Harvey has begun trying to use flipping the coin to make choices for himself as a way to relieve his stress.

Penguin approaches Harvey as a way to help him get his foothold, Harvey being the trusted figure that he is. Harvey thinks he may be able to use the situation to get Penguin in run for mayor and get the funding for the police department and less dependent on Batman.

Selina being his assistant, who accidentally stumbles across the file and information on his mental state and when Dent catches her, her trying to suggest that he step down (Harvey being unwilling to for his fear of leaving Gotham to be consumed by its insanity, him pressuring himself that he has to protect it), the stress of this causing him to snap and transition into his darker personality that takes over in his blackouts. This dark version pushing Selina out the window, in a perception of the ends of justify the means.

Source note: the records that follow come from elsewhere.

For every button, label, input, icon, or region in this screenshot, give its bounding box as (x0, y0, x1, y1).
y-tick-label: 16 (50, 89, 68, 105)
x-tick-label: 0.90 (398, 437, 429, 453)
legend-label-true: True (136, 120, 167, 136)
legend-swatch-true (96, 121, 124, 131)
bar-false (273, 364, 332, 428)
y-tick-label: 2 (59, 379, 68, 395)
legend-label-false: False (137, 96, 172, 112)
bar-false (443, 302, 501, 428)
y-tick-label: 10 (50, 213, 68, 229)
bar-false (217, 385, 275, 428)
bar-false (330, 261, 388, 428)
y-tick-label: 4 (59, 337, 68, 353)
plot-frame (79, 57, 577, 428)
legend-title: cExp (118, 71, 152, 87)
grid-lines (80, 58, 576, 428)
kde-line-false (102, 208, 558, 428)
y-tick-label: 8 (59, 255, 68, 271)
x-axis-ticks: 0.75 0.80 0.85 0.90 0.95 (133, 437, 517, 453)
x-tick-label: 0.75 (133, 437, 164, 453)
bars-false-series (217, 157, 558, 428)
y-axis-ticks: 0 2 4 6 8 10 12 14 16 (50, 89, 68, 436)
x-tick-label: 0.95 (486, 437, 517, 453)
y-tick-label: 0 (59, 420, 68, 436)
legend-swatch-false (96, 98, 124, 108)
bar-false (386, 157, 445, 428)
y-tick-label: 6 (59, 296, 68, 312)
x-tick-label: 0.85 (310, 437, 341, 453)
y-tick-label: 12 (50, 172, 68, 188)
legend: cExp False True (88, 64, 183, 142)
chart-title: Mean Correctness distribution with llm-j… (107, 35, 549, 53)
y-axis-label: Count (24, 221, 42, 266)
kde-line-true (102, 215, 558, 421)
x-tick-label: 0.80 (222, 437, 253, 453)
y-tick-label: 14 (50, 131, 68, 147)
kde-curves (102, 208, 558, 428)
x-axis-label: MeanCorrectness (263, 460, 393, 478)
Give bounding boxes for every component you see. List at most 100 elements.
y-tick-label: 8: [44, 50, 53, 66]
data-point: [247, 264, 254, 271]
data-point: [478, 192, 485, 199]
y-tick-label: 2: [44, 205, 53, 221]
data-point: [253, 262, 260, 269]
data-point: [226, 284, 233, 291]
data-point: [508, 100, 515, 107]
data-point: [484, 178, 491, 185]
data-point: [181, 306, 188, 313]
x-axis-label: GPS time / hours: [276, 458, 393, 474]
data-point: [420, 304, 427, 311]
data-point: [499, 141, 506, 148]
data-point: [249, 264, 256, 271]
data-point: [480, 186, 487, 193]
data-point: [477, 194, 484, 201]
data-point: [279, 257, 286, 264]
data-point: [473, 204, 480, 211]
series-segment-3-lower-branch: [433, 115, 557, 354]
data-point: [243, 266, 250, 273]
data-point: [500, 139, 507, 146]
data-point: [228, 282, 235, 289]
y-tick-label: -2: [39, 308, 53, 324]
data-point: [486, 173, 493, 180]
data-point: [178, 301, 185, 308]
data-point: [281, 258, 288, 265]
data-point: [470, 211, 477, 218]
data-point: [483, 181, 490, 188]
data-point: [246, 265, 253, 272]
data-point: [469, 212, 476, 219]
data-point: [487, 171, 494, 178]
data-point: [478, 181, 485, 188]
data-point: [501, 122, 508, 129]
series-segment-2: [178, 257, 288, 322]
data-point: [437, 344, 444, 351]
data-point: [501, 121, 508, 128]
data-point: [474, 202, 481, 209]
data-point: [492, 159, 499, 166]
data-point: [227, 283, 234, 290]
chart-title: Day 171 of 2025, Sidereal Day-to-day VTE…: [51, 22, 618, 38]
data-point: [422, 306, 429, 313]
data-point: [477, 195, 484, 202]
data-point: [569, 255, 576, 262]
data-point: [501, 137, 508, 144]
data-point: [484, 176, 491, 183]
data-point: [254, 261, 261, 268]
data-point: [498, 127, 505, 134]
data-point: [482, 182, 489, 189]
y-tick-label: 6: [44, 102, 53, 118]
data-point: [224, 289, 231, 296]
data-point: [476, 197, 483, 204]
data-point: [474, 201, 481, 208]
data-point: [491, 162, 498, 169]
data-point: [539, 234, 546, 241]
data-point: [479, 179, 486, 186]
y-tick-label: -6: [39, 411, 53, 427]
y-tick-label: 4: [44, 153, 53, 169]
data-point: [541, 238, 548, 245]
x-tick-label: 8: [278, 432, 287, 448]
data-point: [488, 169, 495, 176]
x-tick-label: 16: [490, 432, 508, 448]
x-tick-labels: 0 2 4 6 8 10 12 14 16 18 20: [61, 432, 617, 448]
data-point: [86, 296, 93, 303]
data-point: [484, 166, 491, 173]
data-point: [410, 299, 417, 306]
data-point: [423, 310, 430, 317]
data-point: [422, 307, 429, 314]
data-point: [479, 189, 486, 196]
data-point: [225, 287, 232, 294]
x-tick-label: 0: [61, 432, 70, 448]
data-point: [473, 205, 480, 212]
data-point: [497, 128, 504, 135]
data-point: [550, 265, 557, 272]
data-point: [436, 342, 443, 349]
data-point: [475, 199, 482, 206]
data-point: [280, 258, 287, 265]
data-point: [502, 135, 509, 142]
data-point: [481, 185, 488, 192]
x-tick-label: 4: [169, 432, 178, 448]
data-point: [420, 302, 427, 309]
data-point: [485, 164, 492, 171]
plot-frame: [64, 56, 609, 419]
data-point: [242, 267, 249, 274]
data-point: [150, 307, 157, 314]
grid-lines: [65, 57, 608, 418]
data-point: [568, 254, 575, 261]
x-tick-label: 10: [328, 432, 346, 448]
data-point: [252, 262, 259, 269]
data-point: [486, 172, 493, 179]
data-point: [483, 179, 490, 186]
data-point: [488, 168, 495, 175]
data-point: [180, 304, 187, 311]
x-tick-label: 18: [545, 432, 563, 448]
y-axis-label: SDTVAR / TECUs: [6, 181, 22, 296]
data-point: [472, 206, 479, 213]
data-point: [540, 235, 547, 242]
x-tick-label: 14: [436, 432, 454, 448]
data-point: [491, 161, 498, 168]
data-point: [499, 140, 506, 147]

Naturally the change equals a change in how Bruce and Harvey interact, as opposed to how Bruce and Shreck interact. Now the dynamic is more one of opposing perspectives that Bruce begins to see Harvey's side of in the situation about Batman and how Batman may be responsible for the current insanity of their situation. We can maybe even parallel the idea of Bruce's obsession to save Gotham being connected to his parents death and Harvey's obsession to do so and how he pressures himself to is connected to him feeling powerless as a child to protect his mom and how he killed his dad to do so.

His mental breaking begins to become harsher, after finding out that he's made a deal with a criminal in Oswald, the stress beginning to consume him.

At the end, the stress finally causes a complete break when he's taken by Penguin (for Harvey turning on him after realizing what he is), and is nearly killed by Selina, him trying to kill her in his darker persona, and then her electrocuting him, burning half his face.

Amongst the ending parts of the movie, Bruce visits Harvey in the hospital, apologizing for failing him and the city, later showing Harvey no longer in his bed, and ending on an uncertain not for Bruce about himself and how he relates to the city.

Please review and tell me what you think!